Midsommar: Unsettling, distressing and cathartic
This new movie features some of the most distressing things committed to film. Once you see it, it’ll forever be seared into your brain.
There’s every chance you haven’t even yet recovered from Hereditary, unable to banish THAT image of Toni Collette from your mind.
So while you’re still low-key palpitating from last year’s terrifying venture, its director Ari Aster has returned with another distressingly uncomfortable horror film, Midsommar.
Like Hereditary, Ari Aster uses suspense and dread to keep you deeply anxious the entire length of Midsommar. Midsommar also features some of the most horrific imagery you will see this year.
There are things, once seen you can’t unsee, no matter how much you wish you could.
But unlike Hereditary, it’s doesn’t overwhelm you in the last 40 minutes with a never-ending cavalcade of bone-chilling, visceral action. On that measure, at least on the surface, Midsommar isn’t as “scary” as Hereditary, but in many ways, it’s more confronting.

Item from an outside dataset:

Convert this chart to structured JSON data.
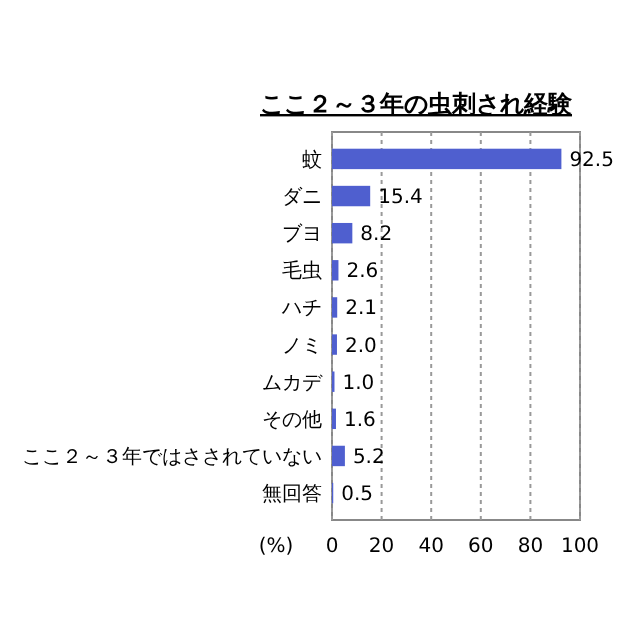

Dani (Florence Pugh) is an American college student in a relationship with Christian (Jack Reynor). Christian isn’t that keen on the needy Dani anymore, and his friends, including Mark (Will Poulter) encourages him to end it.
But when Dani suffers an unbearable family tragedy, Christian knows he can’t break up with her.
Several months later, Christian reluctantly invites Dani along on summer holidays with his friends Mark, Josh (William Jackson Harper) and Pelle (Vilhelm Blomgren), not thinking she would accept.
The four Americans accompany exchange student Pelle back to his home Harga, a commune among the pristine, gorgeous and flower-strewn fields of Sweden. Pelle is excited for his friends to take part in his community’s nine-day midsummer festival, especially this year which features special rituals that take place only once every 90 years.
As they arrive at the “yodelling farm”, they meet the scores of commune members and two British students, Simon (Archie Madekwe) and Connie (Ellora Torchia), friends one of the other returning Swedes has brought home.
Josh and Christian, both anthropology students, see an opportunity to study the commune’s traditions and practices.
The commune, with its white folk outfits, smiling faces and clear skin and wooden crafts is plastered with intricate, hand-drawn pictures of its history, faith and stories. But look at those pictures, with its childlike tenor and optimism, for more than a fleeting second and it’ll tell a different story.
Because, of course, the commune is really a pagan cult and Midsommar descends into folk-horror territory where the seemingly benign take on a sinister edge.
Almost 80 per cent of Aster’s film is saturated in bright light, the sun beaming down from overhead and reflected off the radiant surfaces of Harga’s surrounds.
The choice to light Midsommar in that way is in contrast to most horror movies where threats lurk in the shadows. But no matter how shiny and exposed everything seems to be, that sense of unease will never leave you.
The reverse is true for the Americans, there’s nowhere to hide in the glare.
Aster doesn’t believe in cheap jump scares, you’ll always see the horrors he’s about to unleash, that apprehension slowly creeping up, extending the visceral, stomach-churning experience.
That kind of approach to horror filmmaking seeps into your subconsciousness with great effect, lingering like an uninvited guest.
Aster is also a gifted visual storyteller. He sets up stunningly beautiful shots, from close-ups of Pugh’s expressive face to static wide shots — every frame is a delight to feast on, prompting you to lean forward instead of slinking back into your seat, cowering in fear.
Well, delightful is a loosely used term here — can you find something so unsettling delightful?
Pugh continues to impress with every role she inhabits, ever since she broke out with Lady Macbeth some two years ago. As Dani, she can plunge into depths of despair that is both repulsive and magnetic. This is not an actor from whom you can look away.
Reynor is also wonderful as Christian, and he’s called on to participate in some bonkers stuff, which we certainly won’t spoil here.
Midsommar opens with a frame of those folk drawings before they’re pulled back like curtains on a stage, and it points to Aster’s pageantry.
He’s put on this show, a story of ritual, liminality and the roles we play within that framework. And as much as some elements of Midsommar’s story, characterisation or pacing doesn’t work as well as Aster’s technical prowess, the film still functions as a fable or dark fairytale.
The best stories have a “lesson” to be learnt. Whether that’s Aster’s thoughts on catharsis (and he’s said Midsommar is ultimately a break up movie), collective pain, community responsibility versus individual value, or connections, this is a movie that will make you confront yourself and your emotional fears.